Sometimes I find it hard to look at young people without apologizing about our country when the top 1 percent of earners more than doubled their share of the nation’s income in the past decades. I know so many responsible, educated, caring young people who are underemployed at best.
Jesus must cry when he sees the greed of those who have so much and neglect their brothers and sisters! As said in “Hamlet”: “There’s something rotten in Denmark!”
Liz Ogren Krieger
San Luis Obispo
“No kind deed should go unpublished,” to paraphrase a cliche. I take pride in being a SLO native and have two recent examples of why this town is so great:
My father, Charles Murray, retrieved his checkbook through the thoughtfulness of “Nelson,” who left it at the customer service counter at Target. “Nelson” also left two messages to make sure my father got the checkbook (but left no phone number, so it is hoped he calls again to be thanked personally).
The second example of kindness is one of going above and beyond the job description in the delightful landscaping of the two parking lot planters on Monterey Street near the Mission. This person is Jeff Lesquesne, a City Parking employee. He tired of seeing the automatic sprinklers watering dead shrubs, so he decided to plant new ones. I happened to “catch him in the act” of replacing some of the bedding plants and got to thank him for these cheerful spots of color.
These “random acts of kindness” make me proud to live in such a special community. Small wonder that San Luis Obispo is such a happy place!
San Luis Obispo
The myth of college
College is not for everyone: “Every student is now told that a college degree is essential to a good job and a good life,” said Richard Vedder and Andrew Gillen in the “National Review.” “Sadly, this is a lie.” For more from this article, see www.nationalreview.com/articles/280817/solution-student-loan-debt-richard-vedder.
Too many students who do not have the cognitive skills and discipline to benefit from an academic education are pushed into gaining expensive university degrees. Yet, high school teachers and administrators, themselves with little experience outside academia, continue to push unqualified young adults to enroll in higher education in droves. This folly is paid for by low-interest student loans that now exceed $771 billion. A growing number of these borrowers are not earning enough to pay back their loans.
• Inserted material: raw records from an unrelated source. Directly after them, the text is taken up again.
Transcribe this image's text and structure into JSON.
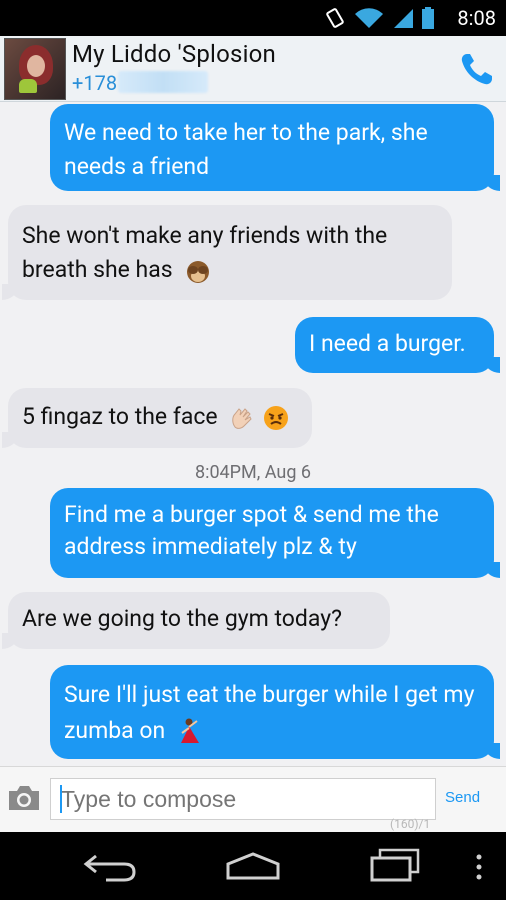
{
  "status_bar": {
    "time": "8:08"
  },
  "header": {
    "contact_name": "My Liddo 'Splosion",
    "contact_number": "+178"
  },
  "messages": [
    {
      "direction": "out",
      "text": "We need to take her to the park, she needs a friend"
    },
    {
      "direction": "in",
      "text": "She won't make any friends with the breath she has",
      "emoji": "monkey-see-no-evil"
    },
    {
      "direction": "out",
      "text": "I need a burger."
    },
    {
      "direction": "in",
      "text": "5 fingaz to the face",
      "emoji": "waving-hand, angry-face"
    },
    {
      "direction": "out",
      "text": "Find me a burger spot & send me the address immediately plz & ty"
    },
    {
      "direction": "in",
      "text": "Are we going to the gym today?"
    },
    {
      "direction": "out",
      "text": "Sure I'll just eat the burger while I get my zumba on",
      "emoji": "dancer"
    }
  ],
  "timestamp": "8:04PM, Aug 6",
  "compose": {
    "placeholder": "Type to compose",
    "counter": "(160)/1",
    "send_label": "Send"
  },
  "colors": {
    "outgoing_bubble": "#1c98f3",
    "incoming_bubble": "#e5e5ea",
    "accent": "#1c98f3"
  }
}
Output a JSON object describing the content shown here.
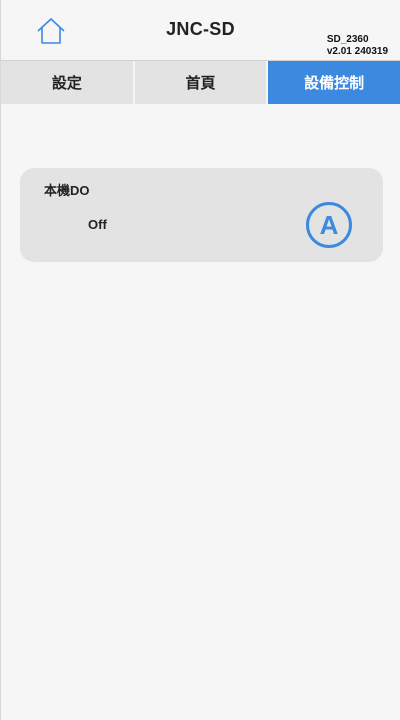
{
  "header": {
    "title": "JNC-SD",
    "device_id": "SD_2360",
    "version": "v2.01 240319",
    "home_icon": "home-icon"
  },
  "tabs": [
    {
      "label": "設定",
      "active": false
    },
    {
      "label": "首頁",
      "active": false
    },
    {
      "label": "設備控制",
      "active": true
    }
  ],
  "colors": {
    "accent": "#3d89e0",
    "tab_bg": "#e3e3e3",
    "card_bg": "#e3e3e3",
    "page_bg": "#f6f6f6"
  },
  "controls": [
    {
      "title": "本機DO",
      "state": "Off",
      "mode_badge": "A"
    }
  ]
}
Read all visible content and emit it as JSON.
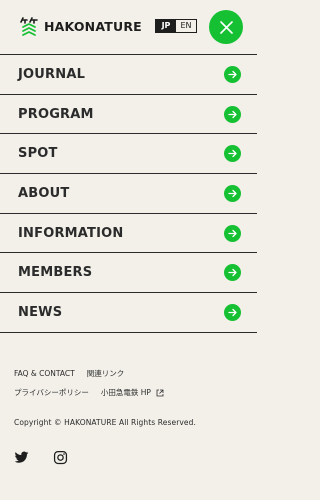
{
  "header": {
    "logo_text": "HAKONATURE",
    "lang": {
      "jp": "JP",
      "en": "EN",
      "active": "JP"
    }
  },
  "menu": {
    "items": [
      {
        "label": "JOURNAL"
      },
      {
        "label": "PROGRAM"
      },
      {
        "label": "SPOT"
      },
      {
        "label": "ABOUT"
      },
      {
        "label": "INFORMATION"
      },
      {
        "label": "MEMBERS"
      },
      {
        "label": "NEWS"
      }
    ]
  },
  "footer": {
    "links_row1": [
      "FAQ & CONTACT",
      "関連リンク"
    ],
    "links_row2": [
      "プライバシーポリシー",
      "小田急電鉄 HP"
    ],
    "copyright": "Copyright © HAKONATURE All Rights Reserved."
  },
  "colors": {
    "accent": "#16c033",
    "background": "#f2f0e9",
    "text": "#2b2b2b"
  },
  "icons": [
    "logo-mark-icon",
    "close-icon",
    "arrow-right-icon",
    "external-link-icon",
    "twitter-icon",
    "instagram-icon"
  ]
}
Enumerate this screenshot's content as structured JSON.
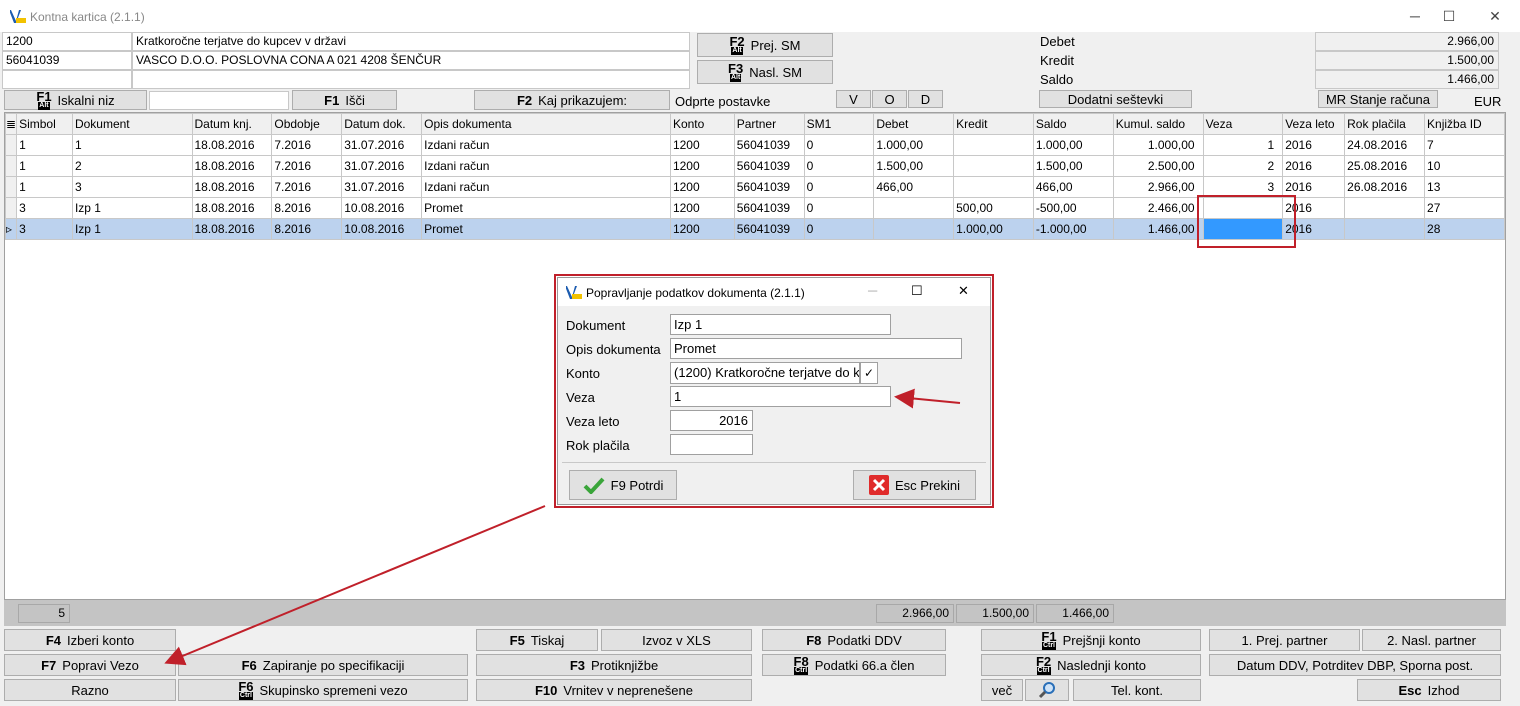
{
  "window": {
    "title": "Kontna kartica  (2.1.1)",
    "min": "─",
    "max": "☐",
    "close": "✕"
  },
  "header": {
    "konto": "1200",
    "konto_name": "Kratkoročne terjatve do kupcev v državi",
    "partner": "56041039",
    "partner_name": "VASCO D.O.O.  POSLOVNA CONA A 021 4208 ŠENČUR",
    "prej_sm": {
      "key": "F2",
      "mod": "Alt",
      "label": "Prej. SM"
    },
    "nasl_sm": {
      "key": "F3",
      "mod": "Alt",
      "label": "Nasl. SM"
    },
    "debet_label": "Debet",
    "kredit_label": "Kredit",
    "saldo_label": "Saldo",
    "debet": "2.966,00",
    "kredit": "1.500,00",
    "saldo": "1.466,00"
  },
  "toolbar": {
    "iskalni": {
      "key": "F1",
      "mod": "Alt",
      "label": "Iskalni niz"
    },
    "search_value": "",
    "isci": {
      "key": "F1",
      "label": "Išči"
    },
    "kaj": {
      "key": "F2",
      "label": "Kaj prikazujem:"
    },
    "mode": "Odprte postavke",
    "v": "V",
    "o": "O",
    "d": "D",
    "dodatni": "Dodatni seštevki",
    "mr": "MR Stanje računa",
    "currency": "EUR"
  },
  "grid": {
    "columns": [
      "Simbol",
      "Dokument",
      "Datum knj.",
      "Obdobje",
      "Datum dok.",
      "Opis dokumenta",
      "Konto",
      "Partner",
      "SM1",
      "Debet",
      "Kredit",
      "Saldo",
      "Kumul. saldo",
      "Veza",
      "Veza leto",
      "Rok plačila",
      "Knjižba ID"
    ],
    "rows": [
      [
        "1",
        "1",
        "18.08.2016",
        "7.2016",
        "31.07.2016",
        "Izdani račun",
        "1200",
        "56041039",
        "0",
        "1.000,00",
        "",
        "1.000,00",
        "1.000,00",
        "1",
        "2016",
        "24.08.2016",
        "7"
      ],
      [
        "1",
        "2",
        "18.08.2016",
        "7.2016",
        "31.07.2016",
        "Izdani račun",
        "1200",
        "56041039",
        "0",
        "1.500,00",
        "",
        "1.500,00",
        "2.500,00",
        "2",
        "2016",
        "25.08.2016",
        "10"
      ],
      [
        "1",
        "3",
        "18.08.2016",
        "7.2016",
        "31.07.2016",
        "Izdani račun",
        "1200",
        "56041039",
        "0",
        "466,00",
        "",
        "466,00",
        "2.966,00",
        "3",
        "2016",
        "26.08.2016",
        "13"
      ],
      [
        "3",
        "Izp 1",
        "18.08.2016",
        "8.2016",
        "10.08.2016",
        "Promet",
        "1200",
        "56041039",
        "0",
        "",
        "500,00",
        "-500,00",
        "2.466,00",
        "",
        "2016",
        "",
        "27"
      ],
      [
        "3",
        "Izp 1",
        "18.08.2016",
        "8.2016",
        "10.08.2016",
        "Promet",
        "1200",
        "56041039",
        "0",
        "",
        "1.000,00",
        "-1.000,00",
        "1.466,00",
        "",
        "2016",
        "",
        "28"
      ]
    ],
    "row_marker": "▹"
  },
  "totals": {
    "count": "5",
    "debet": "2.966,00",
    "kredit": "1.500,00",
    "saldo": "1.466,00"
  },
  "dialog": {
    "title": "Popravljanje podatkov dokumenta  (2.1.1)",
    "dokument_label": "Dokument",
    "dokument": "Izp 1",
    "opis_label": "Opis dokumenta",
    "opis": "Promet",
    "konto_label": "Konto",
    "konto": "(1200) Kratkoročne terjatve do k",
    "veza_label": "Veza",
    "veza": "1",
    "veza_leto_label": "Veza leto",
    "veza_leto": "2016",
    "rok_label": "Rok plačila",
    "rok": "",
    "ok": "F9 Potrdi",
    "cancel": "Esc Prekini"
  },
  "buttons": {
    "izberi": {
      "key": "F4",
      "label": "Izberi konto"
    },
    "popravi": {
      "key": "F7",
      "label": "Popravi Vezo"
    },
    "razno": "Razno",
    "zapiranje": {
      "key": "F6",
      "label": "Zapiranje po specifikaciji"
    },
    "skupinsko": {
      "key": "F6",
      "mod": "Ctrl",
      "label": "Skupinsko spremeni vezo"
    },
    "tiskaj": {
      "key": "F5",
      "label": "Tiskaj"
    },
    "izvoz": "Izvoz v XLS",
    "protik": {
      "key": "F3",
      "label": "Protiknjižbe"
    },
    "vrnitev": {
      "key": "F10",
      "label": "Vrnitev v neprenešene"
    },
    "ddv": {
      "key": "F8",
      "label": "Podatki DDV"
    },
    "p66": {
      "key": "F8",
      "mod": "Ctrl",
      "label": "Podatki 66.a člen"
    },
    "prejsnji": {
      "key": "F1",
      "mod": "Ctrl",
      "label": "Prejšnji konto"
    },
    "naslednji": {
      "key": "F2",
      "mod": "Ctrl",
      "label": "Naslednji konto"
    },
    "vec": "več",
    "tel": "Tel. kont.",
    "prej_partner": "1. Prej. partner",
    "nasl_partner": "2. Nasl. partner",
    "datum_ddv": "Datum DDV, Potrditev DBP, Sporna post.",
    "izhod": {
      "key": "Esc",
      "label": "Izhod"
    }
  }
}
The myth of college at any cost was created and promulgated by academia. It hasn’t been true for the past 20 years and won’t be true for the next 20. If the principal of your teen’s high school doesn’t know this and won’t talk about real alternatives for your teen’s future, they are not fit to lead.
Cain reminds us
To all those liberal letter writers who have been accusing conservatives of not going along with Obama’s socialistic, left-wing agenda because of his skin color, here’s something for you to chew on: A successful, dynamic, businessman of the same skin color is now leading the Republication nomination. How does that grab all you politically correct, name-calling crybabies?
Unlike Obama, however, who was elected by people who look to the government to take care of them, Herman Cain tells everyone to reclaim their self-respect, get some kind of job no matter what it pays, and stand on their own two feet. Cain reminds all of us we must take care of ourselves. I support him because he understands labor unions are the ones who are creating class warfare in this country.
Some guy up in Cambria dislikes Prop. 13. Perhaps he has his own agenda. If so, let him pay more taxes and leave the rest of us struggling folks alone. As for the protests against Wall Street: Good for them. The stock markets have turned into little more than vehicles for speculators and gamblers to make fortunes for themselves with little thought for those they are destroying.
Our forefathers planned a government “by the people, for the people.” At that time, our forefathers had no way of knowing that huge corporations would emerge and result in a small percent of the population controlling the majority of the wealth.
The result is we have “government by the government for the special interests.” If our politicians do not follow the desires of the “special interest” groups, they do not get the money to get reelected. We no longer have a democracy, not when 1 percent of the population is responsible for our elected representatives!
We the people can turn this around, but it will not be easy. It will probably have to start at the local level. Begin by creating a law that limits contributions by any company and individual to no more than $10 per elected representative per year in money or gifts, with a citizens’ committee to enforce the law.
Add a law that no candidate may contribute more than $1,000 of their own money to their campaign. This leaves it open for average people, not just billionaires, to run for office. To raise $10 million would require promoting ideas that appeal to 1 million people or companies, certainly possible through our social media.
Let us turn this around and restore the democracy “by the people for the people” that our forefathers envisioned.
As a senior at Atascadero High School, I am excited to see the school district getting on board with science, technology, engineering and math programs. A building dedicated to these topics on the school’s campus is in the planning stages and demonstrates that the district is serious about providing education in these fields.
It is vital that those courses be made available and promoted for future generations to be competitive in the world. Being a veteran robotics team member, I can speak of the importance and impact that after-school programs such as the FIRST Lego League Robotics Team at the junior high and the FRC Robotics Team at the high school have made on me.
In the future I would like to see robotics be offered as part of a math and science curriculum for students desiring a career in those fields. It is an excellent opportunity to get involved, learn and be exposed to real challenges and problem-solving situations. Atascadero High School is home to the 2011 FRC World Champion robotics team, and the future looks promising. Thank you for supporting science, technology,engineering and math education!
Regarding Hugh Robinson’s letter of Oct 22: His statement that seniors depend on investment income to make ends meet is misleading. That statement is used to justify high-income investors paying half the tax rate that a worker pays.
As an AARP volunteer, I have prepared hundreds of tax returns for seniors. They mostly get by on Social Security and a pension. Their interest income is mostly negligible.
Wall Street got a bailout because Congress guaranteed it when they told California to build affordable housing. There is no such thing as affordable housing. There are affordable rentals. Buying a home is business. Congress needs to stay out of people’s business. But the genie is out of the bottle.
The Wall Street revolution needs to center on true value. Mortgagers need to take the hit. Congress needs to take the blame. Then, if we want to save our economy, we need local government with a local permit system. Like it used to be, keep the state out of county business.